Saturday, 3 October 2015

Aeolian, Aleatory


Treesong installation

I was in Bristol again this last week, and had some interesting encounters.  One of the things I strongly associate with Bristol is good art, easily accessible.  This mainly derives from our previous residence in the city during that wonderful period of the late 1970s to the early 1980s, when land art, conceptual art, radical cinema, new photography and exciting music all seemed to be bubbling up from the ground.  Even earlier, on hedonistic visits to a friend studying there, art also managed to figure: I recall that in 1972 we were ejected from an exhibition of kinetic art at the Arnolfini Gallery with the words, "This is an art gallery, not an adventure playground".  Happy days!
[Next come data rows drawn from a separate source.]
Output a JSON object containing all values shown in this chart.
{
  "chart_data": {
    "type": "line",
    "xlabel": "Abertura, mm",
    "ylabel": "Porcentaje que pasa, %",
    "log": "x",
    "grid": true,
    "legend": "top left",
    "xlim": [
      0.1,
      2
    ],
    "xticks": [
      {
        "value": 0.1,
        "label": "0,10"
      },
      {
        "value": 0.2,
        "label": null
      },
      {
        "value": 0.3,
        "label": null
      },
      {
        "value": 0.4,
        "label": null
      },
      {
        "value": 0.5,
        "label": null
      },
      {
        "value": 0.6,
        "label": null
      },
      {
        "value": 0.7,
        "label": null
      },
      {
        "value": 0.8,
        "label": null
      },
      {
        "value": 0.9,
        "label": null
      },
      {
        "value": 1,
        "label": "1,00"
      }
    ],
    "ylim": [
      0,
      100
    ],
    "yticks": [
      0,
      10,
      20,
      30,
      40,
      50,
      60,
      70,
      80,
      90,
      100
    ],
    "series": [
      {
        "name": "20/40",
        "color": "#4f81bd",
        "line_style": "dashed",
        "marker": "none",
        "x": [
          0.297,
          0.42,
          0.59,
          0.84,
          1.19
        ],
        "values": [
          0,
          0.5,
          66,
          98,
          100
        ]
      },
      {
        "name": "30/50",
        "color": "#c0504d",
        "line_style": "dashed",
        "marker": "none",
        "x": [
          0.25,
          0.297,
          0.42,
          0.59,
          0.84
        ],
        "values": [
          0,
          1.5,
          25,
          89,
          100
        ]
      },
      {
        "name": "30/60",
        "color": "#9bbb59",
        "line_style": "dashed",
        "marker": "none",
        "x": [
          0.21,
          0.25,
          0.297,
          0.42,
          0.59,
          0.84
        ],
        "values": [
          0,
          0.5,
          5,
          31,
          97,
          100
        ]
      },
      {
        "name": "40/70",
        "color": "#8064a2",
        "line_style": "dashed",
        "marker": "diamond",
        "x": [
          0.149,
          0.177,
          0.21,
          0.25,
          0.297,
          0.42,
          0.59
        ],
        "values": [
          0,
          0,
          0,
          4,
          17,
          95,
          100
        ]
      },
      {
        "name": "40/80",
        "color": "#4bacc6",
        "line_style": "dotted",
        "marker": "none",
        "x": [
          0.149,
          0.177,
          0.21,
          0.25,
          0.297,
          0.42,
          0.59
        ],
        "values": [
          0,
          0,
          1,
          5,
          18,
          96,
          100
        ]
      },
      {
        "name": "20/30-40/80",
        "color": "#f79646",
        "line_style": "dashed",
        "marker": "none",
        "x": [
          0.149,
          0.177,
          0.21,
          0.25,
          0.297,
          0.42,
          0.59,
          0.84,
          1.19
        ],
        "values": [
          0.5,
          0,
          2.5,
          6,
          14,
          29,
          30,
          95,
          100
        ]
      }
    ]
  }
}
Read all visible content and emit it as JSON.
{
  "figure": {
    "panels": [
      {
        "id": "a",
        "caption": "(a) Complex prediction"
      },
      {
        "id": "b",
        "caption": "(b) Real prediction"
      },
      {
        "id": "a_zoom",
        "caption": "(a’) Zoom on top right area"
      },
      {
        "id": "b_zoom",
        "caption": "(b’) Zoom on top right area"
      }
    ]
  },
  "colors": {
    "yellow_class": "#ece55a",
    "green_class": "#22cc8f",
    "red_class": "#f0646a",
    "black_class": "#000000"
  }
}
Thursday started out as a classic cool and foggy autumn morning, so I went for a walk on Durdham Downs, along with the dog-emptiers and fitness fanatics.  I noticed something odd was happening around a particularly magnificent beech tree: it looked as if a couple of young women were wiring it up, possibly to extract a confession or as some kind of experiment in psychokinesis.  Naturally, I wandered over.

Setting up

It turned out they were setting up a sound-art installation, Treesong, designed to transmute the movements of the tree and the passing wind into electronica -- the wooden collar acting as a pickup, augmented by 200 strings and tautly suspended stringed-instrument bows -- which would both be played through loudspeakers for the passing public and recorded by sound and installation artists Jony Easterby and Matthew Olden, lurking in a nearby hut.  The captured sounds would subsequently be composed by William Goodchild of the Bristol Ensemble into a piece to be performed at St. George's (the venue for the performance of Spem in alium I described in 2013) on 29th November.  So, no pressure, then!


Jony Easterby and Matthew Olden in the hut.
It's a serious business, this sound art...

I had a pleasant chat with Easterby and Olden, the men in the shed, and later on an enlightening discussion with an engaging man dispensing handout leaflets, who self-effacingly introduced himself as a member of the Bristol Ensemble but who, in retrospect, I realised may have been the composer William Goodchild*.  Amusingly, it seems the original intention had been to trigger the electronic sounds by the falling of beech-nuts, but nature has designated 2015 a Barren Year for this particular tree and, as no suitably-located conker-laden chestnut trees could be found, Plan B -- the Aeolian Option -- was hurriedly put into operation.

Even more amusingly (for me, but not for Jony and Matthew) a succession of those dogs who contest ownership of this stretch of the Downs evinced a yearning to pee over the pegged ground-level wires.  I wonder if Jony's enraged cries, suitably transfigured, will make it into the final piece?  Adirato, ma non troppo...

As long-term readers will know, I have form with sound-art, but I though this was an intriguing project, a nice combination of team effort, natural forces, and chance.  If I'm in Bristol on 29th November, I intend to hear the final result.  It will be a musical week; the weekend before I have been offered a ticket to hear Keith Jarrett play solo in London.

* More likely leader and founder Roger Huckle.